By far and away, sweet potato fries are the restaurant's most ordered side dish, the signature add-on accompaniment. In fact, Trixies goes through 40 to 60 cases of sweet potatoes a week, according to Flynn.

The popularity of Trixies' sweet potato fries was tested recently when the restaurant had to raise the price from $2.95 to $3.95 a serving because of the drought in the South. Sales of the shoestring fries have nonetheless held steady, Flynn reports.

Flynn and Tulip are experimenting with three types of sweet potato fries. "We want to be able to freeze them and sell them retail to be warmed up later in the oven," Flynn says.

Part of Trixies' merchandising and marketing strategy is to allow its predominantly Yuppie clientele to mix and match entrees and side dishes. For instance, homemade meat loaf in puff pastry is often paired with garlic spuds, homemade gravy, and succotash ($14.95); surf'n'turf is usually tied in with white-beans salsa, roasted new potatoes, and the carrot and beet puree ($15.95); fried chicken is matched with pesto garlic spuds and succotash ($13.95); and catfish with pecans is accompanied by hoppin' johns and collard greens ($13.95).

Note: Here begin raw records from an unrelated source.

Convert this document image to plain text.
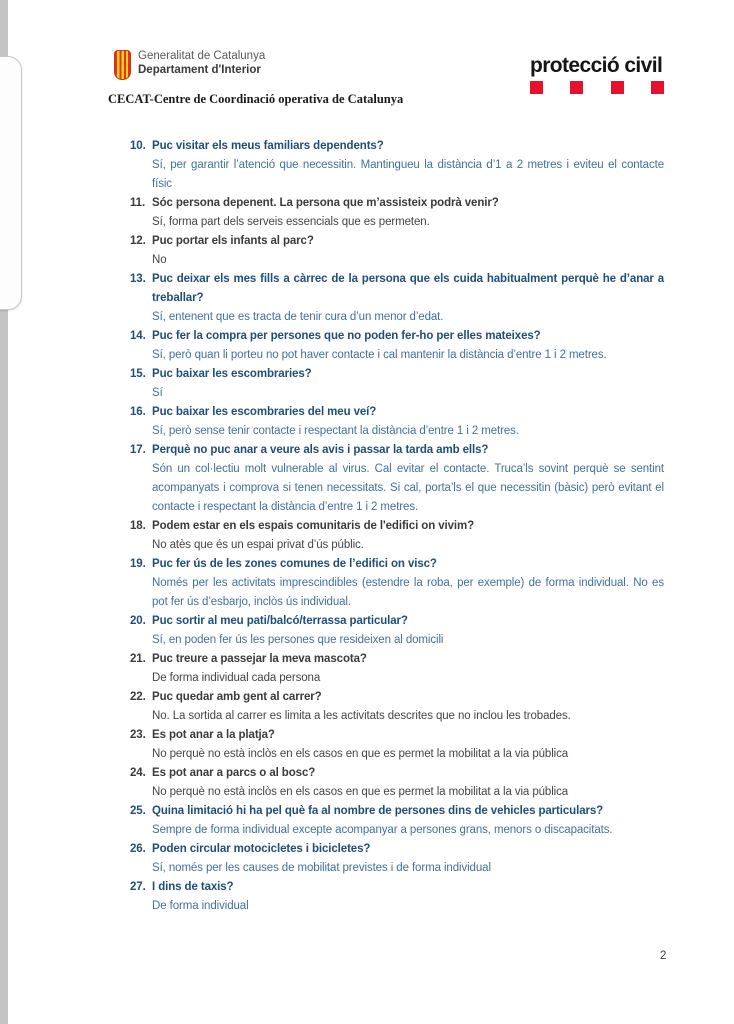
Generalitat de Catalunya
Departament d'Interior
CECAT-Centre de Coordinació operativa de Catalunya
protecció civil
10. Puc visitar els meus familiars dependents?

Sí, per garantir l’atenció que necessitin. Mantingueu la distància d’1 a 2 metres i eviteu el contacte físic

11. Sóc persona depenent. La persona que m’assisteix podrà venir?

Sí, forma part dels serveis essencials que es permeten.

12. Puc portar els infants al parc?

No

13. Puc deixar els mes fills a càrrec de la persona que els cuida habitualment perquè he d’anar a treballar?

Sí, entenent que es tracta de tenir cura d’un menor d’edat.

14. Puc fer la compra per persones que no poden fer-ho per elles mateixes?

Sí, però quan li porteu no pot haver contacte i cal mantenir la distància d’entre 1 i 2 metres.

15. Puc baixar les escombraries?

Sí

16. Puc baixar les escombraries del meu veí?

Sí, però sense tenir contacte i respectant la distància d’entre 1 i 2 metres.

17. Perquè no puc anar a veure als avis i passar la tarda amb ells?

Són un col·lectiu molt vulnerable al virus. Cal evitar el contacte. Truca’ls sovint perquè se sentint acompanyats i comprova si tenen necessitats. Si cal, porta’ls el que necessitin (bàsic) però evitant el contacte i respectant la distància d’entre 1 i 2 metres.

18. Podem estar en els espais comunitaris de l'edifici on vivim?

No atès que és un espai privat d’ús públic.

19. Puc fer ús de les zones comunes de l’edifici on visc?

Només per les activitats imprescindibles (estendre la roba, per exemple) de forma individual. No es pot fer ús d’esbarjo, inclòs ús individual.

20. Puc sortir al meu pati/balcó/terrassa particular?

Sí, en poden fer ús les persones que resideixen al domicili

21. Puc treure a passejar la meva mascota?

De forma individual cada persona

22. Puc quedar amb gent al carrer?

No. La sortida al carrer es limita a les activitats descrites que no inclou les trobades.

23. Es pot anar a la platja?

No perquè no està inclòs en els casos en que es permet la mobilitat a la via pública

24. Es pot anar a parcs o al bosc?

No perquè no està inclòs en els casos en que es permet la mobilitat a la via pública

25. Quina limitació hi ha pel què fa al nombre de persones dins de vehicles particulars?

Sempre de forma individual excepte acompanyar a persones grans, menors o discapacitats.

26. Poden circular motocicletes i bicicletes?

Sí, només per les causes de mobilitat previstes i de forma individual

27. I dins de taxis?

De forma individual

2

"We try to be as flexible as possible," says Flynn, who describes her food concept as "friendly American cooking with a twist."

The twist in this case is an eclectic catch-as-catch-can list of daily specials that might include Thai chicken with coconut curry and Spanish rice on Monday; gravlax with sugar, salt, fresh dill and cilantro on Tuesday; gumbo with corn pone pudding on Wednesday; grilled tuna with orange cilantro butter on Thursday; black angus beef with corn-tomato salsa and whole baked potato on Friday; and fried chicken with bourbon dip, Creole dip, or pesto sauce on Saturday.

PHOTO : Dana 'Trixie' Flynn, owner of Trixies restaurant in New York City.